Und als ich magerer wurde fast täglich,
   Da sprach die Mutter ein gutes Wort
Beim Vater, beschrieb meine Sehnsucht ihm kläglich,
   Und sagte: Laß doch den Jungen fort!
Der Alte — er sah', es half nichts mehr dagegen,
Gab endlich Erlaubnis und seinen Segen
   Und sprach: Geh in's Himmelsnamen denn hin!
   Wirst aber schon sehen, es tut's nicht in Wien!

Entzückt packt' ich meine Sachen zusammen,
   Und setzte auf einen Stellwagen mich,
Und als wir endlich zur Wienerstadt kamen
   Da nahte ein Herr unsrem Wagen sich
Der fragte mich aus, es war zum Erstaunen,
Auch hatt ich viel Not mit zwei fetten Kapaunen,
   Die ich zur Muhme sollt' tragen hin,
   Ich sah wohl, man kommt nicht so leicht nach Wien.

Wir fuhren in eine großmächtige Schenke,
   Und dorten blieb ich die erste Nacht,
Doch muß ich sagen, daß keine ich denke,
   Die ich so jämmerlich zugebracht;
Denn wie es nur anfing am Himmel zu dämmern,
So fingen die Schlosser schon an zu hämmern,
   Und Wagen rollten stets her und hin,
   Ich sah, man schläft miserabel in Wien.

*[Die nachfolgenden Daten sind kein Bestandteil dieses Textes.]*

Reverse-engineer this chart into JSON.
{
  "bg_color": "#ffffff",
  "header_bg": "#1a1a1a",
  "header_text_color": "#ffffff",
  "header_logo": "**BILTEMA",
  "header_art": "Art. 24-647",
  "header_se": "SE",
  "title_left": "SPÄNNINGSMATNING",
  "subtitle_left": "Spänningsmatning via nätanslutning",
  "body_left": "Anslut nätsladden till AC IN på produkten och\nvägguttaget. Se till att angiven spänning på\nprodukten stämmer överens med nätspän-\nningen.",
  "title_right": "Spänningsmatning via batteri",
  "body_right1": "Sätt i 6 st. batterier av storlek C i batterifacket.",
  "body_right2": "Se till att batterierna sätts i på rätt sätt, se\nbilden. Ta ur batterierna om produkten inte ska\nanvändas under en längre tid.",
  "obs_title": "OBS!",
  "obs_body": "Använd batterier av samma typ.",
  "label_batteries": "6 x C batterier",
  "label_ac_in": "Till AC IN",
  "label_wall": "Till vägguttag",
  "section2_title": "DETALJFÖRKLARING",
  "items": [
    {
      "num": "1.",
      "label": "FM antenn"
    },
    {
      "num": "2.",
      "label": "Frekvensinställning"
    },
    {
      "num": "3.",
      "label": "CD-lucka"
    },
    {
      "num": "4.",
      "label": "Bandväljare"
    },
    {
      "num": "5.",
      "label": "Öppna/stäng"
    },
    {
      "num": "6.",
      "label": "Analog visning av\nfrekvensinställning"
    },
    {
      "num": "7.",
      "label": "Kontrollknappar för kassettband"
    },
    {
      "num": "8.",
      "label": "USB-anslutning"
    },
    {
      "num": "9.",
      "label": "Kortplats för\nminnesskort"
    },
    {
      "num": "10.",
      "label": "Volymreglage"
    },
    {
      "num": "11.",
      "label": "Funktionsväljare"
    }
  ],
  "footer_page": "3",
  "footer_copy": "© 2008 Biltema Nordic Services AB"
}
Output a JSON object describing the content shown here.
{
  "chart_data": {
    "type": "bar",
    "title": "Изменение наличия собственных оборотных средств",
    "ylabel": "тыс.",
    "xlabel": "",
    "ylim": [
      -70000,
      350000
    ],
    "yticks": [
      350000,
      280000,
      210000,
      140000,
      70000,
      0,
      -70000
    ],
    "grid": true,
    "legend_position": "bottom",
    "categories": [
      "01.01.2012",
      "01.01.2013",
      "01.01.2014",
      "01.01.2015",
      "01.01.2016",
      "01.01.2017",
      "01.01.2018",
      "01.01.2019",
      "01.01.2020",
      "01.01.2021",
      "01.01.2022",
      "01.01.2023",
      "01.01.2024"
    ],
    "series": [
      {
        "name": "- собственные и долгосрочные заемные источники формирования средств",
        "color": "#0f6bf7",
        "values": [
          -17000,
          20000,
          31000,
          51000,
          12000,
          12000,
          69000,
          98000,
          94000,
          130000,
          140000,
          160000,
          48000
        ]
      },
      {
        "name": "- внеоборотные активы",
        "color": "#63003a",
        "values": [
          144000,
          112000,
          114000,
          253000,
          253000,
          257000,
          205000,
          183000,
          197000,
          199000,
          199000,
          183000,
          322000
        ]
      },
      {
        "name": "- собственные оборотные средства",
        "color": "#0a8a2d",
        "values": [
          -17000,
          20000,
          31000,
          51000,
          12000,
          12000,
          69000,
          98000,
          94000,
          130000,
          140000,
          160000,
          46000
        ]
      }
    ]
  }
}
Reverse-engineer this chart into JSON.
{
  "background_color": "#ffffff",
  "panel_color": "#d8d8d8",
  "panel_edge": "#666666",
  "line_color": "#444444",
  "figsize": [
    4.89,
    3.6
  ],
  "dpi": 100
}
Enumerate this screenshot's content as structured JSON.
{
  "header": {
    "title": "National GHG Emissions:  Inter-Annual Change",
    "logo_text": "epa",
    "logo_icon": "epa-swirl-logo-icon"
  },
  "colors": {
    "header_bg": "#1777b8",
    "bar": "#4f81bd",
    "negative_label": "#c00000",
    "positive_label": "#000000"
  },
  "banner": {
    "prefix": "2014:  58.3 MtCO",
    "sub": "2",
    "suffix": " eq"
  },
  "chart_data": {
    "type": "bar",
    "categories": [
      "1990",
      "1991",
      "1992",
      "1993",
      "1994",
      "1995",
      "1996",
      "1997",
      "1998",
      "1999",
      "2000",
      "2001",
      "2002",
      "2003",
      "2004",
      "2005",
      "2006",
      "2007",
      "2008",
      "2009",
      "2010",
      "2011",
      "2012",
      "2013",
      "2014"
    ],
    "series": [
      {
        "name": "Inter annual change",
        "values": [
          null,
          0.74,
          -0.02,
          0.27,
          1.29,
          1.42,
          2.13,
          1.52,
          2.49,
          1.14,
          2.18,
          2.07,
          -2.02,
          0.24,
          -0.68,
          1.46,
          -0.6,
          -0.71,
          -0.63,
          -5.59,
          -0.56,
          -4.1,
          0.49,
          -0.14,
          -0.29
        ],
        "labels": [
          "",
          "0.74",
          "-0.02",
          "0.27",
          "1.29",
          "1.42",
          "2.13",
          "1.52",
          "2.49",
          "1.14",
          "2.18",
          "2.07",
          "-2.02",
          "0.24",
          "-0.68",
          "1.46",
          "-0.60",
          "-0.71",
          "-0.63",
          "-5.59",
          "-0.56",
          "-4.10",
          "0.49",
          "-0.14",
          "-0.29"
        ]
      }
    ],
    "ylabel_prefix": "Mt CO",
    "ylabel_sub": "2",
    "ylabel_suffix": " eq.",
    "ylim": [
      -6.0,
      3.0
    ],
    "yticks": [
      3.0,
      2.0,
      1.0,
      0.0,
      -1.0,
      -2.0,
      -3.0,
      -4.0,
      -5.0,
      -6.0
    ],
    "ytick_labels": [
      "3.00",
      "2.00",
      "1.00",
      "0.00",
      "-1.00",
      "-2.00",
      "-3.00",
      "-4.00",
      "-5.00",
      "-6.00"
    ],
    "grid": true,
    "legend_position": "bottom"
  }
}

Am nächsten Tag wollt ich zur Muhme gehen,
   Und schritt durch Gassen und Gäßchen viel,
Da gab es gar Manches zu hören, zu sehen,
   Und überall war ein entsetzlich Gewühl,
Ich konnte durch alle die gaffenden Mengen
Mit großer Mühe nur durch mich drängen,
   Man stieß mich bald her und stieß mich bald hin,
   Man kriegt viele Rippenstoße in Wien.

Ich wollte mir nun auch mein Brot verdienen,
   Und klopfte an allen Türen an,
Allein mir wollte das Glück nicht grünen
   Und nirgend wurde mir aufgetan,
Bald fand ich nichts mehr in den leeren Säcken,
Und teuer war Alles, ach teuer zum Schrecken;
   Ich sah, kommt man nicht mit viel Gelde dahin
   So kann man gar nicht leben in Wien.

Ich hatte ein herrliches Mädchen gesehen,
   Das hingab sich ganz meiner Zärtlichkeit,
Doch bald sollt' mit ihr ich zum Tanze gehen
   Und bald ihr kaufen ein neues Kleid,
Und da mir nun dieses zu hoch war gekommen,
So hat sie sich einen Andern genommen,
   So, daß ich jetzt ganz überzeuget bin
   Man darf auch gar nicht verliebt sein in Wien.

So ging es denn täglich mir schlimmer und schlimmer,
   Und weil der Himmel nicht heiterte sich,
Und mir nicht mehr strahlte ein Hoffnungsschimmer,
   So packte denn endlich Verzweiflung mich
Ich stürzte mich über die Donaubrücke
Da faßte ein Schiffer mich schnell beim Genicke
   Und zog mich gerettet an's Ufer hin'—
   Man kann also nicht einmal sterben in Wien.